Brazilian Vice President Jose Alencar signed a measure setting March 18 as Jewish Immigration Day. The date coincides with the re-inauguration date in 2002 of the Brazilian synagogue Kahal Zur Israel, the oldest synagogue in the Americas.

"It was not easy to choose a date among many that represent the influence and the contribution of the Jewish community to the development of our country," said Marcelo Itagiba, the Jewish congressman who had proposed the bill.

Alencar signed the measure on Dec. 17 and then lit Chanukah candles with the local Jewish community, flanked by Reform Rabbi Sergio Margulies and Conservative Rabbi Michel Schlesinger. President Luis Inacio Lula da Silva was out of the country attending the United Nations climate conference in Denmark.

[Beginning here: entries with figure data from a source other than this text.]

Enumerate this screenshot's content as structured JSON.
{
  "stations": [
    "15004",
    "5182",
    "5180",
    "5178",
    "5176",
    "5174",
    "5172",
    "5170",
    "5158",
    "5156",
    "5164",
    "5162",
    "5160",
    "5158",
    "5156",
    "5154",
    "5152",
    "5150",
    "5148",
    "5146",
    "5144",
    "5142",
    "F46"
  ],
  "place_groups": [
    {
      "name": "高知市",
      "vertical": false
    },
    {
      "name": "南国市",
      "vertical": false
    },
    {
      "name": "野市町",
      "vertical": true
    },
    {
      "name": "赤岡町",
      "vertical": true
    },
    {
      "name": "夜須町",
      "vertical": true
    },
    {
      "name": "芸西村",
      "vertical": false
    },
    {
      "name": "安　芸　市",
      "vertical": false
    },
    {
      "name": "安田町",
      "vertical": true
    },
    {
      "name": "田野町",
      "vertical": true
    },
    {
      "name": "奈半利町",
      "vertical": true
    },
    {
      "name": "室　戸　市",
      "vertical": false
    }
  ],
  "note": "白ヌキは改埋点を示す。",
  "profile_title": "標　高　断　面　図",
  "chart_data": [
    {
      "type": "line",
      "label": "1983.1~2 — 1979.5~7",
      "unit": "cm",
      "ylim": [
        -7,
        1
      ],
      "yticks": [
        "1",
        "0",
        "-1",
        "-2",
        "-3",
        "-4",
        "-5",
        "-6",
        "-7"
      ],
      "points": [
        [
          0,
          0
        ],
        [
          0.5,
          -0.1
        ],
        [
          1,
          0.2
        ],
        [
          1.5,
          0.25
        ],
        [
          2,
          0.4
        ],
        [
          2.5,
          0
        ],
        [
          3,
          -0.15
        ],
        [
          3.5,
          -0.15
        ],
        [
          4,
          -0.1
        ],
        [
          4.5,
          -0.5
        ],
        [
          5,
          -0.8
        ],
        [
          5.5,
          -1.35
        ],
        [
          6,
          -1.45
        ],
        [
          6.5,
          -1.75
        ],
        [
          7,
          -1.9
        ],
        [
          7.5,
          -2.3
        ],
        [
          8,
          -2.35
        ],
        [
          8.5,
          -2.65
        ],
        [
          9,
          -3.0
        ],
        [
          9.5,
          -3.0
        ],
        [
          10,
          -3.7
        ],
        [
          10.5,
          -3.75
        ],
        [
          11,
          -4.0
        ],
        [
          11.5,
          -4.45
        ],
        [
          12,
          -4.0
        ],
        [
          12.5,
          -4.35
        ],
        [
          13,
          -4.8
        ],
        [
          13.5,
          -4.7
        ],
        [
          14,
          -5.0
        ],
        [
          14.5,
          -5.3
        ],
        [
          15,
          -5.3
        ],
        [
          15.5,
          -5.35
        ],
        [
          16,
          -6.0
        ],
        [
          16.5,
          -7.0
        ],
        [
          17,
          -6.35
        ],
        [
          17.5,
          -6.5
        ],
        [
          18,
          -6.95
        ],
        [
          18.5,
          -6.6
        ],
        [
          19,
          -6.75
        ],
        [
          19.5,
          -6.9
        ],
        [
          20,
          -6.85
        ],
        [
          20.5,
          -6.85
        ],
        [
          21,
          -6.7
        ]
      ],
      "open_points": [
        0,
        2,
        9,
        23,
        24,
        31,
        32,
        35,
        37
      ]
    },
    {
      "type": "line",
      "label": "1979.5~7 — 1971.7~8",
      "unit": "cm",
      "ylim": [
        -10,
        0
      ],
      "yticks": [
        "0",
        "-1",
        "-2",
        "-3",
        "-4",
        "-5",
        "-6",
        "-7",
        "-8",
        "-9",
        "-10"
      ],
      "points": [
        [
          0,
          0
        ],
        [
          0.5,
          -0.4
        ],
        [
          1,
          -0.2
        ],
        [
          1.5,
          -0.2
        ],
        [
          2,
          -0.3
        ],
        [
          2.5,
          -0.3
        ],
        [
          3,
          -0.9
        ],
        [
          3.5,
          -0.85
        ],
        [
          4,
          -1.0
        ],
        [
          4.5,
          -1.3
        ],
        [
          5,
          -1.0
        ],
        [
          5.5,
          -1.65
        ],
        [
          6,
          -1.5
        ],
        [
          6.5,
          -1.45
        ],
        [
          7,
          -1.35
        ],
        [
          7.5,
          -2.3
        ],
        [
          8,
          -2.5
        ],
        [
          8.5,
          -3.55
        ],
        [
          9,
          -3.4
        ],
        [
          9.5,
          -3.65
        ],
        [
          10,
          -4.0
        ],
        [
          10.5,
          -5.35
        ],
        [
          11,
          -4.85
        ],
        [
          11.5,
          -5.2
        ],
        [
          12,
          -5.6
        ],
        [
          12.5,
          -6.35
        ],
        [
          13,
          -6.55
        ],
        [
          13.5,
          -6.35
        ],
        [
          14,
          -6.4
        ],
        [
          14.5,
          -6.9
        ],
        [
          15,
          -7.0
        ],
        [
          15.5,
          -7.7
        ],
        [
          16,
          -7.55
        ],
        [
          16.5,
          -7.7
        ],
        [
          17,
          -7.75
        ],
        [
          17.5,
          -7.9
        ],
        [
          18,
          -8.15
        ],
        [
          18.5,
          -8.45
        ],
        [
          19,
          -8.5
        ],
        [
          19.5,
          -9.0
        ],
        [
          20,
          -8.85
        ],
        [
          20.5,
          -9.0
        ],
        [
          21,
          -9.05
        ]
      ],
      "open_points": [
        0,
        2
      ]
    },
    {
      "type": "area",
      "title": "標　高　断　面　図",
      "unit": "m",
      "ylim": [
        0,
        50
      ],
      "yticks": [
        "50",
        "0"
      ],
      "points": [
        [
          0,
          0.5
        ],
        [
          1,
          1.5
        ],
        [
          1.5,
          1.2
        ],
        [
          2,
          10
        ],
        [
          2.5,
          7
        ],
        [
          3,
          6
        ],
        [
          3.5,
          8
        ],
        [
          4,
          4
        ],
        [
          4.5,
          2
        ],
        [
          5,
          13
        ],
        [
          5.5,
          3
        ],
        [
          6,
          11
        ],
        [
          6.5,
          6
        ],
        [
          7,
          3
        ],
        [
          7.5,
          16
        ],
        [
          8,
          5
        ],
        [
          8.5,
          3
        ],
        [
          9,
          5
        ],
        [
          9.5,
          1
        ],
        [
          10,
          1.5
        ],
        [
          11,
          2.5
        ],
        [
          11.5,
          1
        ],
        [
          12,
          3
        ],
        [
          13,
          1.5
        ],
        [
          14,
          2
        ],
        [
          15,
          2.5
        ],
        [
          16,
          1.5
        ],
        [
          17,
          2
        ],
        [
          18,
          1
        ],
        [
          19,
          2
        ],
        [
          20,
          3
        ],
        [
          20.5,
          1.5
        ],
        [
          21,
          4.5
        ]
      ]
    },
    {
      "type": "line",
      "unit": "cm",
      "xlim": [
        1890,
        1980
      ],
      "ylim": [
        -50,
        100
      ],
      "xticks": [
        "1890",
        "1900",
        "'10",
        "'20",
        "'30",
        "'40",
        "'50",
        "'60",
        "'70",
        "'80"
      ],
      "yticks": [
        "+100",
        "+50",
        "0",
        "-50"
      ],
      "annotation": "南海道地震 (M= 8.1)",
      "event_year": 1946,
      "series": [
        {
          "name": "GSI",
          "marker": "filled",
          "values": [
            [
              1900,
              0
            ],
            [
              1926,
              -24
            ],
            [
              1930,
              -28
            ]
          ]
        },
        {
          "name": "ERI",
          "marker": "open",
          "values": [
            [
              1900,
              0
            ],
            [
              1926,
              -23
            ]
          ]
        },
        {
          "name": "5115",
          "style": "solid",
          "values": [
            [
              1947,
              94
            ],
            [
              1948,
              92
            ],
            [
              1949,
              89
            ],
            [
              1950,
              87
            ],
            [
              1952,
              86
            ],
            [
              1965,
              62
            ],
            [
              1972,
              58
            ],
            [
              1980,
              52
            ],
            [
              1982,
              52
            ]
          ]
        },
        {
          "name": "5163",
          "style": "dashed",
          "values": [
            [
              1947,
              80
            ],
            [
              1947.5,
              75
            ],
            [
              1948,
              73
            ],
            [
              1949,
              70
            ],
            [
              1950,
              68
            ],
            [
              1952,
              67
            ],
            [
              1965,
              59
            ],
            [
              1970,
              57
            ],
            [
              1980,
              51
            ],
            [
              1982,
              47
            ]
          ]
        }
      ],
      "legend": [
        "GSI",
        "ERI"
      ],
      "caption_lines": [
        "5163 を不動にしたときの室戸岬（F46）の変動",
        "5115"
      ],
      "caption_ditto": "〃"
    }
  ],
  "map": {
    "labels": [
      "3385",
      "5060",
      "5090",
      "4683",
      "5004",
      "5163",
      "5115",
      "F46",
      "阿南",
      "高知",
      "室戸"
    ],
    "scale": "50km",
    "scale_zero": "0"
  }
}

The ceremony in Brasilia was attended by several Jewish officials, including Israeli Ambassador Giora Becher and Israel’s Honorary Consul in Rio de Janeiro Osias Wurman.

Founded in 1636, Kahal Zur Israel was built in Recife during a short Dutch rule in the northeastern corner of Brazil. It was the very first Jewish synagogue established in the New World. Built in 1732, the Mikve Israel-Emanuel synagogue in Curaçao is the oldest synagogue in the Americas still in use.

Brazil has some 120,000 Jews, the second largest Jewish population in Latin America after Argentina.